Happy Endings star Zachary Knighton has been chosen for a lead role in CBS' Magnum P.I. reboot. The pilot for the '80s classic, which launched Tom Selleck's career, was picked up by the network back in January. It will join several other vintage TV reboots on the airwaves, including Hawaii Five-O, Lethal Weapon, and MacGyver. In addition to the pilot for the new Magnum P.I., CBS is also developing an updated take on fellow 80s classic, the female-fronted police procedural Cagney and Lacey.
The new take on Magnum P.I. will focus on an ex-Navy SEAL who uses his military skills in his investigative work for "lost causes." The role of former military man Higgins, who was originally the caretaker of the opulent estate where Magnum resided in the guesthouse, has been reimagined as disavowed MI6 agent Juliet Higgins (Perdita Weeks). Suicide Squad actor Jay Hernandez has already been cast as Thomas Magnum.
Now Deadline is reporting that Knighton has joined Magnum P.I. as Oahu nightclub owner Rick Wright, another character from the original series, then played by Larry Manetti.

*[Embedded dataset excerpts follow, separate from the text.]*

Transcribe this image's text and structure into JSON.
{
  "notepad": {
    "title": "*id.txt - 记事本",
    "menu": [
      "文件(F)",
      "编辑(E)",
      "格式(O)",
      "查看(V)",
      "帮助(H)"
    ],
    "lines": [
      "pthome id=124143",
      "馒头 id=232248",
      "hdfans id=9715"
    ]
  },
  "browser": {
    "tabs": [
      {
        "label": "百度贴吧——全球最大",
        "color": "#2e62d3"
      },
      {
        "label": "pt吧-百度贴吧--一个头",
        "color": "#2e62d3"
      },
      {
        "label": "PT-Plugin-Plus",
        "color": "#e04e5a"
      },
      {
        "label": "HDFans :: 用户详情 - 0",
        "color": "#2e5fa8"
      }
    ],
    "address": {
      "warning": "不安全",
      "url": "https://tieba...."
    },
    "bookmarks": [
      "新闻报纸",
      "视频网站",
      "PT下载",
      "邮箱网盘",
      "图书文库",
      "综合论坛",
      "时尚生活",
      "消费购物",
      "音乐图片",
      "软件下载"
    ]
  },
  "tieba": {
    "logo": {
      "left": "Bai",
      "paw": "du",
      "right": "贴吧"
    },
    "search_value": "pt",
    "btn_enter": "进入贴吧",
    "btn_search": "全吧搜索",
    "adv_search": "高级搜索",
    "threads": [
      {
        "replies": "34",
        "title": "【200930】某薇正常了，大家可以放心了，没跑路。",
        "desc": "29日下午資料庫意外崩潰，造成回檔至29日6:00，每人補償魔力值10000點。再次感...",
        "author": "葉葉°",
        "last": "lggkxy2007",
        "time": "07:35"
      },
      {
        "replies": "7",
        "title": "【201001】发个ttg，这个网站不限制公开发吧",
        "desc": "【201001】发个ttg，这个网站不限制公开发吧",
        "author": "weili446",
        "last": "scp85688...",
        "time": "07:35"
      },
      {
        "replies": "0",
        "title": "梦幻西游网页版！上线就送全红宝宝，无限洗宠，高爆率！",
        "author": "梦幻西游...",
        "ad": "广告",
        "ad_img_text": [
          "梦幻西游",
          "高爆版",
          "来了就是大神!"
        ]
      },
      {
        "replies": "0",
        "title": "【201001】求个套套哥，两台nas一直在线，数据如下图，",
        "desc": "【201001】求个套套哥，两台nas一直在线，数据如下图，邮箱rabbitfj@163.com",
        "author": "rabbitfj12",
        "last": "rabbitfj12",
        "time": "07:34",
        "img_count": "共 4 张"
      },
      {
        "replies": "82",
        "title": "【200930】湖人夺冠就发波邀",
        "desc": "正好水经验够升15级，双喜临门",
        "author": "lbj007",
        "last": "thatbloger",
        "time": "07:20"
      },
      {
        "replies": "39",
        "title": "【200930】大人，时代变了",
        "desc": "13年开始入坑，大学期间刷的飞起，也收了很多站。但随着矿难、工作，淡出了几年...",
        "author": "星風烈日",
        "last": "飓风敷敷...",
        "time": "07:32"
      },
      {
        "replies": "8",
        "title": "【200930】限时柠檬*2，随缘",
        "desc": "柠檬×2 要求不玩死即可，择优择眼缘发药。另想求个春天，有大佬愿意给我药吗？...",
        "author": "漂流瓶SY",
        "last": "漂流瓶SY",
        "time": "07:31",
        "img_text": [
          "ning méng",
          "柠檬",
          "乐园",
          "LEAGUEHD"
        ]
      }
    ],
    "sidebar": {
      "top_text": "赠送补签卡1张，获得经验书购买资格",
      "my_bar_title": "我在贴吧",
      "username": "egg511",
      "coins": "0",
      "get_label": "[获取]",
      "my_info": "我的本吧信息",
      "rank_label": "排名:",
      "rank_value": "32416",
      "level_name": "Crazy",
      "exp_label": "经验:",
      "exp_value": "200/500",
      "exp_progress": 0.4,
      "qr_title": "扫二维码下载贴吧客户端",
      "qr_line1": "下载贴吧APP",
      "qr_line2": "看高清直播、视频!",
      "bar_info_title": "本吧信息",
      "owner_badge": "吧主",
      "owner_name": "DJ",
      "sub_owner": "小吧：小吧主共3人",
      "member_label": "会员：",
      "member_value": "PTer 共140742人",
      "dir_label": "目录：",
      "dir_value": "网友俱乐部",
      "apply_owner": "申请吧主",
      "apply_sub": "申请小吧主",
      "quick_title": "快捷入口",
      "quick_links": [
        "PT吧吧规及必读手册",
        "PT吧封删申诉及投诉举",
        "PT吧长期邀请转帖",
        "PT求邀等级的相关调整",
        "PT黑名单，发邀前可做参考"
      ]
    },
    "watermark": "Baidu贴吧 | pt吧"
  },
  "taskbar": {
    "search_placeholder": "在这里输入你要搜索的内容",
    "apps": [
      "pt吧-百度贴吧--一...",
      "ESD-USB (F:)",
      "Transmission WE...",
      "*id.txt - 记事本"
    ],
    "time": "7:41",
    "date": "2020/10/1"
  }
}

In this new take on Magnum P.I., Rick will be a former Marine, like his friend Magnum, and was a POW in Iraq. Rick will once again be portrayed as a popular and well-connected guy: "If you want something on the island, Rick is the man to see."
Though perhaps best known for Happy Endings, Knighton has appeared on several other TV series, including Parenthood, Elementary, The Good Fight, and Netflix series Santa Clarita Diet. The new Magnum P.I. will reportedly tackle serious issues like dealing with PTSD, but it's likely Knighton has been cast for his ability to carry the lighter, more comedic aspects of the show. The new Magnum P.I. will is co-written by Peter Lenkov (MacGyver, Hawaii Five-0) and Eric Guggenheim (Hawaii Five-0, Parenthood), while Justin Lin (Star Trek Beyond, Fast & Furious 6) will direct.
The original Magnum P.I. was a popcorn-y action show that became wildly popular in its time, largely based on Selleck's Everyman charm and entertaining interactions with his friends. Audiences loved Magnum's careless attitude, distinctive Hawaiian shirts, and really cool red Ferrari. Remaking it with a "grittier" and more realistic take might make for a fine drama, but unless it finds a way to have fun and honor those original iconic touches in its own distinctive way, it will be Magnum in name only.